ソフト、ハード、オペレーションの3つがそろったオールインワンのシステムを2018年までに完成させ、世界へ
ソフト、ハード、オペレーションの3つがそろったオールインワンのシステムを2018年までに完成させ、世界へ

オールインワンシステムは2018年1月までには完成させる予定です。2020年の東京オリンピック開催に合わせ、トヨタがタクシー専用車を30年ぶりに出すからです。そこに我々のシステムを丸ごと入れれば、シンプル、かつコストも低い究極のタクシーが完成します。

同時に、全国に6400以上あるタクシー会社をM&Aで再編し、会社としても大きく成長させるつもりです。

実は2年ほど前、シンガポール、ベトナム、ミャンマーなどのタクシー会社から、出資しないかという話がありました。しかし、ギリギリまで検討しましたが、いずれも思いとどまりました。

丸腰で出て行っても、成熟度も文化も違う国ではオペレーションの改善に時間が掛かります。おそらく、当時出資を始めたとして、ドライバーすべてに改善結果が行き渡るのは10年後だったでしょう。

ですが、今回話したオールインワンシステムが完成した上でなら、3年後に始めても同じころにはできると考えています。

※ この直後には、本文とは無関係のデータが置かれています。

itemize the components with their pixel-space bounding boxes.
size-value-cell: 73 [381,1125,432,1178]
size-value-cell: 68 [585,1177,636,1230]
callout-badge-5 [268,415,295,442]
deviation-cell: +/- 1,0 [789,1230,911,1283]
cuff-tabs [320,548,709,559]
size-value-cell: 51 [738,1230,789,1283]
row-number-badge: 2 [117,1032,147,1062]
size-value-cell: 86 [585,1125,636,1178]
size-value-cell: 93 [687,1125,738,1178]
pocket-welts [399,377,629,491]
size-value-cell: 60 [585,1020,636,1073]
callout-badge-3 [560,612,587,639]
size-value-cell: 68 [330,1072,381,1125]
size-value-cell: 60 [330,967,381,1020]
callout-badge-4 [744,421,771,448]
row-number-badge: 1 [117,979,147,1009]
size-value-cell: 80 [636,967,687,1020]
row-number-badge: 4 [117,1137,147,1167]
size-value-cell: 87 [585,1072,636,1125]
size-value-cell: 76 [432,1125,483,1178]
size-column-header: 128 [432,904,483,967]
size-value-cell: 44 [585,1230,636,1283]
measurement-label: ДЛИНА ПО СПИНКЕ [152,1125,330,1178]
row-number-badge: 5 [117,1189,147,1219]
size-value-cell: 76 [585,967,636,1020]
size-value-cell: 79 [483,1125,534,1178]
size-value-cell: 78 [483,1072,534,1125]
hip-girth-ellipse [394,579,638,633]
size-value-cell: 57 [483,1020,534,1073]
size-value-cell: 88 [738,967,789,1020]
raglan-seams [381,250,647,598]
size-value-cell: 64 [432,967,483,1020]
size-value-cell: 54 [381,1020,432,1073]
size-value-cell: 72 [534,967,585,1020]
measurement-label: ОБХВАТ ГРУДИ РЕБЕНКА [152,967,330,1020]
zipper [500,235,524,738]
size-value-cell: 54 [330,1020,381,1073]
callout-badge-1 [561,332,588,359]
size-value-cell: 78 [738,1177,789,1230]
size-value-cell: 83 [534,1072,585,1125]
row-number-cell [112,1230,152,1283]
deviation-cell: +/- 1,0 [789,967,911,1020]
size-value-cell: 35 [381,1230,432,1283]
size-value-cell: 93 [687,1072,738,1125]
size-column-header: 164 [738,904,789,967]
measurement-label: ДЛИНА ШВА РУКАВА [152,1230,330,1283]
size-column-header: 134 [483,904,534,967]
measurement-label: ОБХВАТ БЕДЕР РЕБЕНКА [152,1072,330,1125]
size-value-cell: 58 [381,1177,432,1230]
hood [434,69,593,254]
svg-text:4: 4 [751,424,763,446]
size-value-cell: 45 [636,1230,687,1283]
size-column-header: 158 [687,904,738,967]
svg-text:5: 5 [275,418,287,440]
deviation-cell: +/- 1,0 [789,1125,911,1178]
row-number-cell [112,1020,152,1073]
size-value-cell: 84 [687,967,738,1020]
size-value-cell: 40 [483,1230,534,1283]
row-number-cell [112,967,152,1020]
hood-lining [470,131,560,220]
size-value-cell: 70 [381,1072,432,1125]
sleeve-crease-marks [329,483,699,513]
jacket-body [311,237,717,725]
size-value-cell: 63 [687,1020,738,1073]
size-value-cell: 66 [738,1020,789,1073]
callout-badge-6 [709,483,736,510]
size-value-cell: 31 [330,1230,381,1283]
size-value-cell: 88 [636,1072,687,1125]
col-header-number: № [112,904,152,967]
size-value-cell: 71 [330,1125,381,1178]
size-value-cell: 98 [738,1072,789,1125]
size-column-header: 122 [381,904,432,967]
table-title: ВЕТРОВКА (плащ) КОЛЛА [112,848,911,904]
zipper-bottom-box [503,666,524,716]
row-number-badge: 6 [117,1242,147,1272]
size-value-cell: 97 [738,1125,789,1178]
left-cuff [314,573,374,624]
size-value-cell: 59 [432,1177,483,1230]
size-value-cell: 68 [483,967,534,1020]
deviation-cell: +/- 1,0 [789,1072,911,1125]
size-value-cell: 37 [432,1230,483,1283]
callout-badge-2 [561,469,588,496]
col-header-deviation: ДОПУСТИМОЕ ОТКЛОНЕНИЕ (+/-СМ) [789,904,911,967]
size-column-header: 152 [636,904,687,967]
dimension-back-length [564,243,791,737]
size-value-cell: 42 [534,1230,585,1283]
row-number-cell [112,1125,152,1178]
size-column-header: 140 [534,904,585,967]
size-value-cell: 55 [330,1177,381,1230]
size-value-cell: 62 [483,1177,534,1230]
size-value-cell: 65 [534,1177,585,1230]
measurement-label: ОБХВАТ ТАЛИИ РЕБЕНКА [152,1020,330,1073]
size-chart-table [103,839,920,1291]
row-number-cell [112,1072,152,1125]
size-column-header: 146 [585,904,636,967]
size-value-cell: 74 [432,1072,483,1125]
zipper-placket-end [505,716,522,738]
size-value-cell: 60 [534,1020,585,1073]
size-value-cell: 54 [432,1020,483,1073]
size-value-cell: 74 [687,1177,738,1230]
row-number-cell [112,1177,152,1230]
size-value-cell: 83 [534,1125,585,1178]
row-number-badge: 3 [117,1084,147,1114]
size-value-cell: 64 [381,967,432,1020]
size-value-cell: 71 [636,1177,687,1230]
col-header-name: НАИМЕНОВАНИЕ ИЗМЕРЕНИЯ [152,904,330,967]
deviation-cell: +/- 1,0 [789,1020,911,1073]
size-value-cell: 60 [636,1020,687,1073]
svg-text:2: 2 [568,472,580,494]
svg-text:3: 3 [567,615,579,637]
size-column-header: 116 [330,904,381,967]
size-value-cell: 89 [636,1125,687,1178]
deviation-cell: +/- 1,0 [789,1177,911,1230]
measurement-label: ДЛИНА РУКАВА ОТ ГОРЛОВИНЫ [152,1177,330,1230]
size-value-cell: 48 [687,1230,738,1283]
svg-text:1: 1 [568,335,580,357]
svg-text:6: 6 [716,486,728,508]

日本のタクシーオペレーションは世界一と言われてきました。そこは間違いないと確信していますが、私はソフトウエア、ハードウエア事業と合わせて世界へ行くのが近道だと考えているのです。その準備は着々と進んでいます。

エンジニア目線で見れば、自分が作ったものが世界を変える、リアルな実感と喜びを感じる時がすぐそこまで来ているのです。